You Can't Get There from Here: What Missional Theology Really Means



          Several major books have appeared in recent months acknowledging, bewailing, and analyzing the vagaries of “missional” in North American churches.  Since its appearance in the 1998 book The Missional Church, “missional” has become the adjective de jour in church circles.  Nothing, it seems, can escape being labeled “missional” these days.

          While some have despaired of salvaging the term, others find it important enough to try to retrieve it from its impending “death by a thousand bastardizations”.  My sympathies are with this latter group.

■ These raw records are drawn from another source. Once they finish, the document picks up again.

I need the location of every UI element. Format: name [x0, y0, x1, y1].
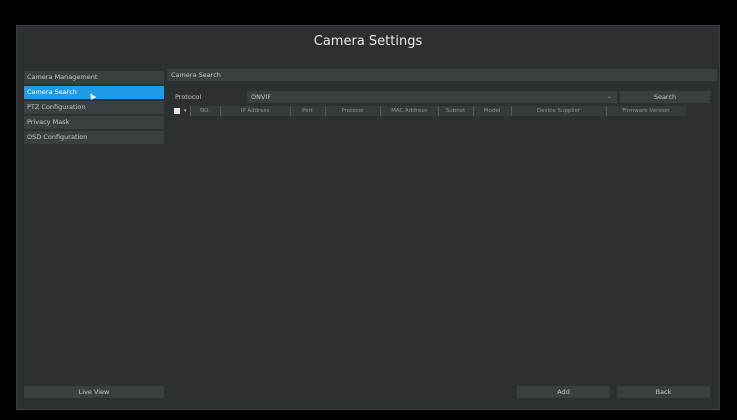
camera-search-panel: Camera Search Protocol ONVIF ⌄ Search ▾ … — [167, 69, 717, 379]
protocol-select[interactable]: ONVIF ⌄ — [247, 91, 617, 103]
column-header-no[interactable]: NO. — [189, 106, 220, 116]
select-all-checkbox[interactable] — [174, 108, 180, 114]
panel-header: Camera Search — [167, 69, 717, 81]
protocol-label: Protocol — [175, 93, 202, 101]
sidebar-item-privacy-mask[interactable]: Privacy Mask — [24, 116, 164, 129]
column-header-subnet[interactable]: Subnet — [437, 106, 473, 116]
column-header-firmware-version[interactable]: Firmware Version — [605, 106, 686, 116]
live-view-button[interactable]: Live View — [24, 386, 164, 398]
sidebar-item-ptz-configuration[interactable]: PTZ Configuration — [24, 101, 164, 114]
column-header-protocol[interactable]: Protocol — [324, 106, 380, 116]
column-header-model[interactable]: Model — [472, 106, 511, 116]
search-button[interactable]: Search — [620, 91, 710, 103]
results-table-header: ▾ NO. IP Address Port Protocol MAC Addre… — [167, 106, 717, 116]
back-button[interactable]: Back — [617, 386, 710, 398]
column-header-ip-address[interactable]: IP Address — [219, 106, 290, 116]
column-header-mac-address[interactable]: MAC Address — [379, 106, 438, 116]
dialog-title: Camera Settings — [313, 34, 423, 49]
column-header-port[interactable]: Port — [289, 106, 325, 116]
sidebar: Camera Management Camera Search PTZ Conf… — [24, 71, 164, 146]
sidebar-item-osd-configuration[interactable]: OSD Configuration — [24, 131, 164, 144]
add-button[interactable]: Add — [517, 386, 610, 398]
protocol-row: Protocol ONVIF ⌄ Search — [167, 91, 717, 103]
protocol-value: ONVIF — [251, 93, 272, 101]
column-header-device-supplier[interactable]: Device Supplier — [510, 106, 606, 116]
sidebar-item-camera-management[interactable]: Camera Management — [24, 71, 164, 84]
sort-icon: ▾ — [184, 108, 187, 114]
camera-settings-dialog: Camera Settings Camera Management Camera… — [16, 25, 720, 410]
chevron-down-icon: ⌄ — [606, 93, 612, 100]
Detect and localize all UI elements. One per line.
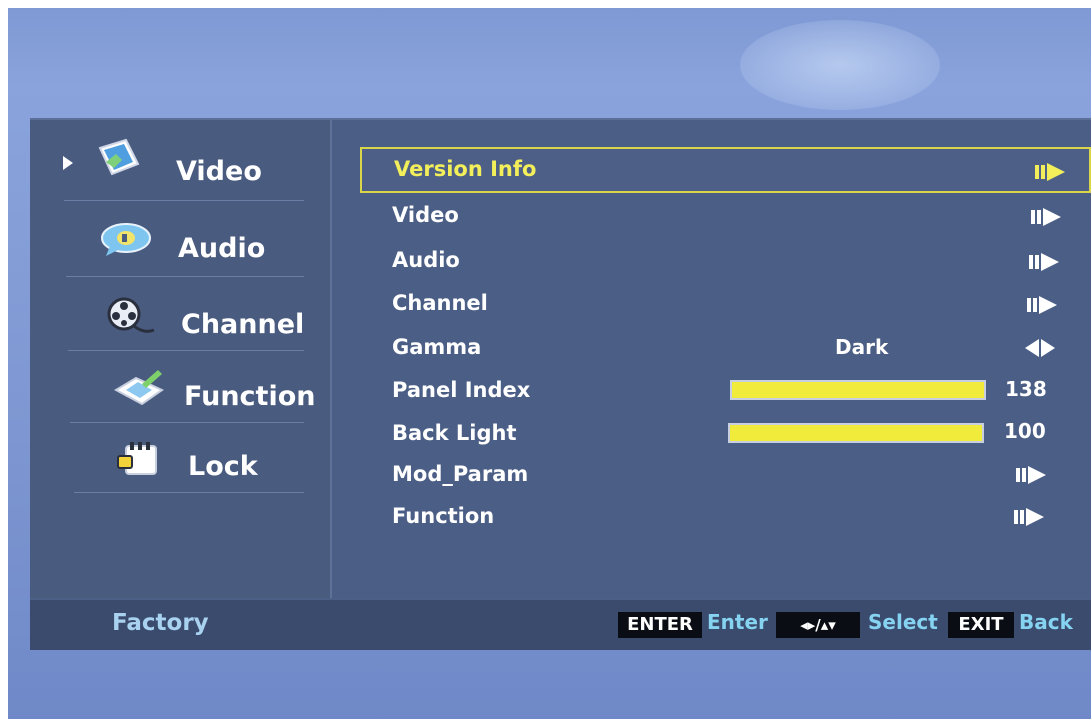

          The only way I can see to retrieve “missional” for its original and proper use is to insist on the theo-logic of the view.  For those of us in North America, missional theology requires a rethink and remake of the church from the ground up.  That's what I mean by “you can't get there from here”.  Missional theology cannot be an add-on, a new emphasis, a program for church development or growth, or a course of study for a Sunday School class.  Missional theology, in other words, cannot be grafted on to or blended with the theology and philosophy of church as we know it today.  Missional theology is, in fact, a stringent critique and call for a fundamental reworking of the very notion and structure of church we have inherited.  As I said, “you can't get there (to missional) from here (the traditional church).

          The increasing number of efforts to try and massage the traditional church into a missional form, well-intentioned as they are, are IMHO doomed to failure or to such a small degree of change that it hardly justifies the time and resources spent to attempt it.  You cannot missionalize a traditional church without it ceasing to be a traditional church.  And my experience with that suggests that fatal resistance to such an effort will arise long before any serious change in the traditional structures and attitudes takes place.  About the only way I can envision something truly missional arising out of a traditional setting is the provision for a missional group to grow and develop within the traditional church with the aim of the group eventually leaving that church and establishing itself as a missional community/church in its own right.

          This time, energy, and resources would be better spent, it seems to me, in building new missional communities from the ground up.  It's usually easier and cheaper to build a new home than it is to completely renovate an existing one.  And in the end you end up with what you really want.  So with missional church, I believe.  Honor the work of God in and through the traditional church, commend it to God, and go forth to establish and grow new missional churches.

          As long as “missional” theology fails to be so distinguished as the root criticism of the traditional forms and structures of the church as we know it, it will continue to be the “nose of wax” it has become in our culture, capable of being pushed and punched into any shape desired.  Until we grasp that missional theology means, viz-a-viz the traditional church, that “you can't get there from here”, its impact will remain minimal, distorted, diffuse, or mainly theoretical.  Only a vigorous effort to reclaim missional's birthright can unleash its potential for the church in North America.